Osmanlı Devletinin en zengin dönemlerinde Fransa’ya verilen kapitülasyonlar içeriğinde eğitim konusu da vardır. Buna bağlı bir çok okulun, başta İstanbul olmak üzere bir çok yerde açıldığını biliriz. İstanbul’daki San ile başlayan okullar çoğunlukla bu icazete bağlı olarak kurulmuştur. Bu izin 240 adet okul açma izni olarak bilinir.
Osmanlı Devletinin zayıflamaya başladığı 1700lü senelerde Cezayir’de, Amerikan donanmasına ait bir kaç savaş gemisine Osmanlı tarafından el konulmasına karşılık mı bilmem, Amerika, Osmanlı hudutları içinde 400 okul açmak için icazet ister.
Bu icazet verilir amma 400 rakkamı olmaz. İlk inşaa edilen okul İstanbul daki Robert Collage, Bebek koyuna hakim bir tepede yerleşir. Bundan hemen sonra Kayseri TALAS Amerikan Ortaokulu takip eder ve sırasıyla Tarsus, Gaziantep, Samsun, İzmir, Elazığ, Harput, ve Merzifon gibi şehirlerde bu okullar açılır.
Hatta bazılarında Klinik olarak halka sağlık hizmeti veren birimlerin de oluşması bir ihtiyaçtan olsa gerek. Bugün Gaziantep Amerkan Hastahanesi de bu serinin bir devamıdır. Bunlardan Talas köyünde 1889 senesinde yapılan Amerikan Ortaokulu’na bende yatılı olarak 1953 senesinde başladım.

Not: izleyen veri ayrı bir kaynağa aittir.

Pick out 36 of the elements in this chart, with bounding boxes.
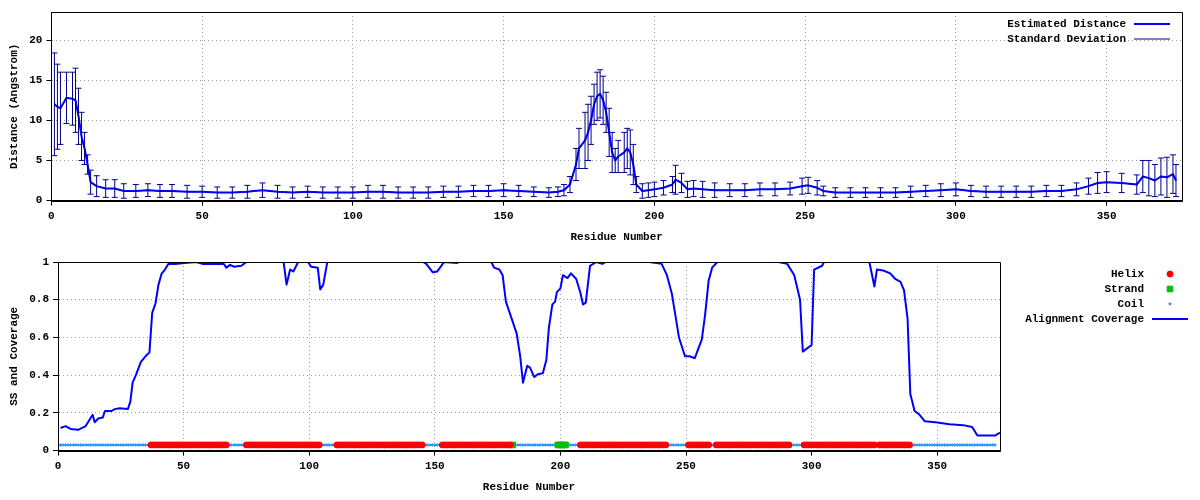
x-tick-label: 150 xyxy=(424,459,445,472)
y-tick-label: 0 xyxy=(42,444,49,457)
x-tick-label: 300 xyxy=(801,459,822,472)
y-tick-label: 0.6 xyxy=(29,331,49,344)
y-tick-label: 15 xyxy=(29,73,43,86)
x-tick-label: 200 xyxy=(550,459,571,472)
y-tick-label: 0.8 xyxy=(29,293,50,306)
y-tick-label: 5 xyxy=(35,154,43,167)
legend-label: Standard Deviation xyxy=(1007,32,1126,45)
x-tick-label: 250 xyxy=(676,459,696,472)
x-axis-title: Residue Number xyxy=(482,481,576,494)
x-tick-label: 150 xyxy=(493,209,514,222)
x-tick-label: 50 xyxy=(177,459,191,472)
x-tick-label: 300 xyxy=(945,209,966,222)
legend-label: Strand xyxy=(1104,282,1144,295)
legend-label: Coil xyxy=(1117,297,1145,310)
x-tick-label: 100 xyxy=(342,209,363,222)
y-tick-label: 0.2 xyxy=(29,406,49,419)
y-tick-label: 1 xyxy=(42,255,50,268)
y-axis-title: SS and Coverage xyxy=(8,306,21,406)
y-tick-label: 0 xyxy=(35,194,43,207)
legend-label: Alignment Coverage xyxy=(1025,312,1145,325)
x-tick-label: 350 xyxy=(927,459,948,472)
legend-label: Estimated Distance xyxy=(1007,17,1127,30)
y-tick-label: 0.4 xyxy=(29,368,50,381)
x-tick-label: 0 xyxy=(54,459,62,472)
x-axis-title: Residue Number xyxy=(570,231,663,244)
y-tick-label: 10 xyxy=(29,114,43,127)
x-tick-label: 350 xyxy=(1096,209,1117,222)
x-tick-label: 50 xyxy=(195,209,209,222)
y-axis-title: Distance (Angstrom) xyxy=(8,43,21,170)
legend-label: Helix xyxy=(1110,267,1145,280)
x-tick-label: 250 xyxy=(795,209,816,222)
y-tick-label: 20 xyxy=(29,33,43,46)
x-tick-label: 200 xyxy=(644,209,665,222)
x-tick-label: 100 xyxy=(299,459,320,472)
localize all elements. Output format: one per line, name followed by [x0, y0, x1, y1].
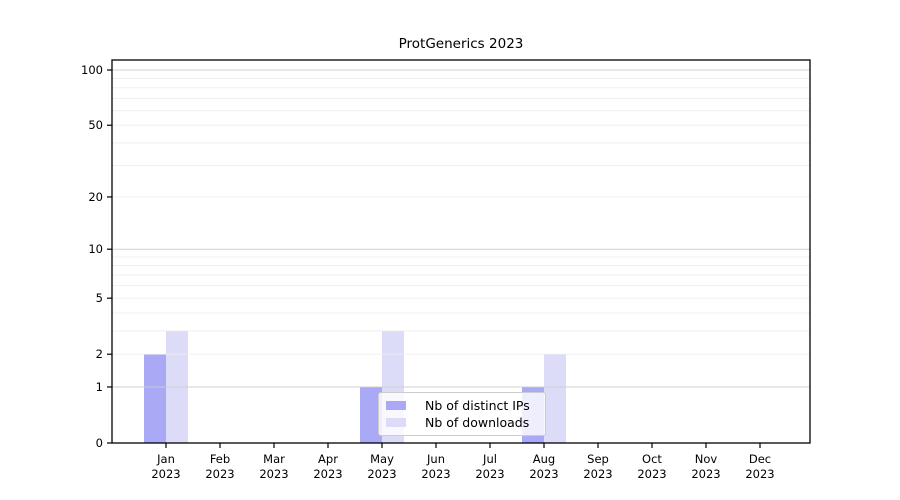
legend-item-downloads: Nb of downloads: [386, 414, 537, 431]
legend-label-downloads: Nb of downloads: [425, 415, 530, 430]
x-tick-label-month: Nov: [695, 452, 718, 466]
plot-border: [111, 59, 811, 444]
x-tick-label-month: Mar: [263, 452, 285, 466]
legend-label-distinct-ips: Nb of distinct IPs: [425, 398, 530, 413]
x-tick-label-month: Jan: [156, 452, 175, 466]
legend-swatch-distinct-ips: [386, 401, 406, 410]
x-tick-label-year: 2023: [367, 467, 396, 481]
x-tick-label-year: 2023: [421, 467, 450, 481]
x-tick-label-month: Dec: [749, 452, 771, 466]
x-tick-label-year: 2023: [151, 467, 180, 481]
bar-distinct-ips-jan: [144, 354, 166, 443]
legend-item-distinct-ips: Nb of distinct IPs: [386, 397, 537, 414]
y-tick-label: 20: [88, 190, 103, 204]
y-tick-label: 0: [96, 436, 103, 450]
x-tick-label-month: Aug: [533, 452, 555, 466]
x-tick-label-month: Apr: [318, 452, 338, 466]
x-tick-label-year: 2023: [691, 467, 720, 481]
chart-title: ProtGenerics 2023: [398, 36, 524, 52]
x-tick-label-year: 2023: [205, 467, 234, 481]
x-tick-label-month: Feb: [210, 452, 230, 466]
x-tick-label-month: Sep: [587, 452, 609, 466]
x-tick-label-month: Oct: [642, 452, 662, 466]
y-tick-label: 5: [96, 291, 103, 305]
legend-swatch-downloads: [386, 418, 406, 427]
x-tick-label-year: 2023: [745, 467, 774, 481]
x-tick-label-month: May: [370, 452, 394, 466]
y-tick-label: 100: [81, 63, 103, 77]
y-tick-label: 10: [88, 242, 103, 256]
y-tick-label: 2: [96, 347, 103, 361]
x-tick-label-year: 2023: [475, 467, 504, 481]
bar-distinct-ips-may: [360, 386, 382, 443]
x-tick-label-year: 2023: [259, 467, 288, 481]
x-tick-label-month: Jun: [426, 452, 445, 466]
x-tick-label-year: 2023: [529, 467, 558, 481]
bar-downloads-aug: [544, 354, 566, 443]
x-tick-label-year: 2023: [637, 467, 666, 481]
x-tick-label-month: Jul: [482, 452, 497, 466]
y-tick-label: 50: [88, 118, 103, 132]
y-tick-label: 1: [96, 380, 103, 394]
x-tick-label-year: 2023: [313, 467, 342, 481]
legend: Nb of distinct IPs Nb of downloads: [378, 392, 546, 436]
x-tick-label-year: 2023: [583, 467, 612, 481]
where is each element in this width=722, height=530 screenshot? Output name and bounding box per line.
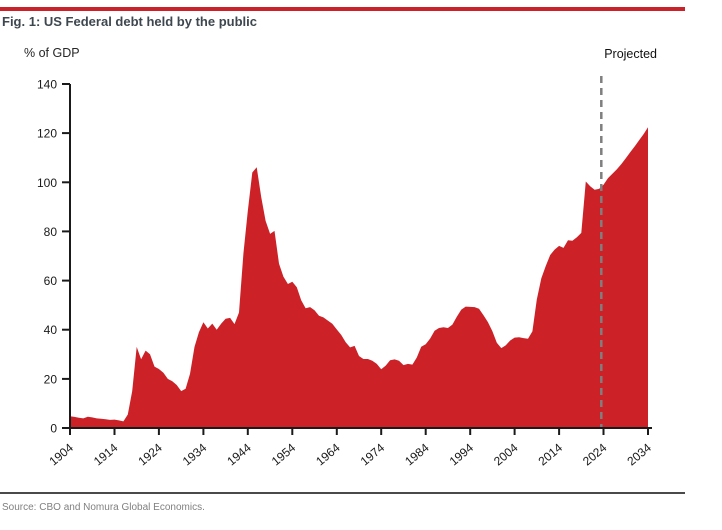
- y-tick-label: 80: [44, 225, 58, 239]
- debt-area-series: [70, 127, 648, 428]
- y-tick-label: 60: [44, 274, 58, 288]
- x-tick-label: 1924: [135, 440, 165, 468]
- x-tick-label: 1914: [91, 440, 121, 468]
- x-tick-label: 2014: [536, 440, 566, 468]
- bottom-rule: [0, 492, 685, 494]
- source-note: Source: CBO and Nomura Global Economics.: [2, 502, 205, 513]
- y-tick-label: 140: [37, 78, 57, 92]
- x-tick-label: 1934: [180, 440, 210, 468]
- x-tick-label: 1944: [224, 440, 254, 468]
- x-tick-label: 1974: [358, 440, 388, 468]
- figure-title: Fig. 1: US Federal debt held by the publ…: [2, 14, 257, 29]
- x-tick-label: 1994: [447, 440, 477, 468]
- x-tick-label: 1954: [269, 440, 299, 468]
- x-tick-label: 1904: [46, 440, 76, 468]
- x-tick-label: 2004: [491, 440, 521, 468]
- y-tick-label: 100: [37, 176, 57, 190]
- top-accent-rule: [0, 7, 685, 11]
- projected-annotation: Projected: [604, 47, 657, 61]
- x-tick-label: 2024: [580, 440, 610, 468]
- x-tick-label: 2034: [624, 440, 654, 468]
- y-axis-unit-label: % of GDP: [24, 46, 80, 60]
- y-tick-label: 120: [37, 127, 57, 141]
- x-tick-label: 1984: [402, 440, 432, 468]
- y-tick-label: 0: [50, 422, 57, 436]
- y-tick-label: 20: [44, 372, 58, 386]
- x-tick-label: 1964: [313, 440, 343, 468]
- y-tick-label: 40: [44, 323, 58, 337]
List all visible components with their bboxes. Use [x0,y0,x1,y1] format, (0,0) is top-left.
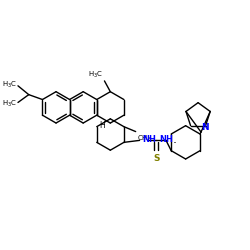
Text: NH: NH [159,135,173,144]
Text: CH$_3$: CH$_3$ [137,134,152,144]
Text: H$_3$C: H$_3$C [88,70,104,80]
Text: N: N [201,123,209,132]
Text: NH: NH [142,135,156,144]
Text: ·: · [172,137,176,150]
Text: H$_3$C: H$_3$C [2,98,17,108]
Text: H$_3$C: H$_3$C [2,80,17,90]
Text: H: H [100,120,105,130]
Text: S: S [153,154,160,163]
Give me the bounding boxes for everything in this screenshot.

Bundan 61 sene evvel bu okula başladığımda daha 11 yaşında belki çocuk denecek yaşta idim. Bu okulda ailelerden uzak 165 çocuk her sene okudu. 1968 senesinde bir nedenle hayatiyetlerini sürdüremeyen okul idaresi okulu kapatma kararı aldı. Bu okul eğitim verdiği süreç içinde Genç Türkiye’ye bir çok lisan bilen dinamik insan yetiştirdi.
Kimler yoktu ki:
Uluç Gürkan, Mete Akyol, Cengiz Çandar, Ahmet Leventoglu, Ayhan Sicimoglu, Hazım Kantarcı, Korkmaz Haktanır, Sadi Çalışlar, Ali Nail Kubalı, Oktar Ataman , Yalım Eralp, Türker İnanoğlu, Fevzi Vidinli ve Engin Ünsal gibi siyasiler, sanat dalında seçkin insanlar, gazeteciler, dış politikaya yön vermiş sefirlerden tutun da, üniversitelerde eğitim veren profesörler, ordulara komutan olan paşalar ve çok büyük holdinglerde şirket karar kişisi olarak görev yapanlara varıncaya kadar pek çok insan... Bu güzide kurumdan kalan 125 yıllık taş yapının bugün geldiği nokta ise yıkılmaya mahkum oluşu. Hangi irade bu tarihi eseri yıkmaya karar verir, anlamakta güçlük çekmekteyiz.
Mezunlar olarak bizim içimizin eridiği, resmine bile bakmaya cesaret edemediğimiz bu güzide tarihi eseri yıkmanın, kimseye fayda vereceğini düşünmemek gerekir. Aksi halde oraya da mı bir Beyaz Şato olarak Kayseri Belediye Sarayı düşünülmekte diye bir sözüm geldi, üzülerek söyledim.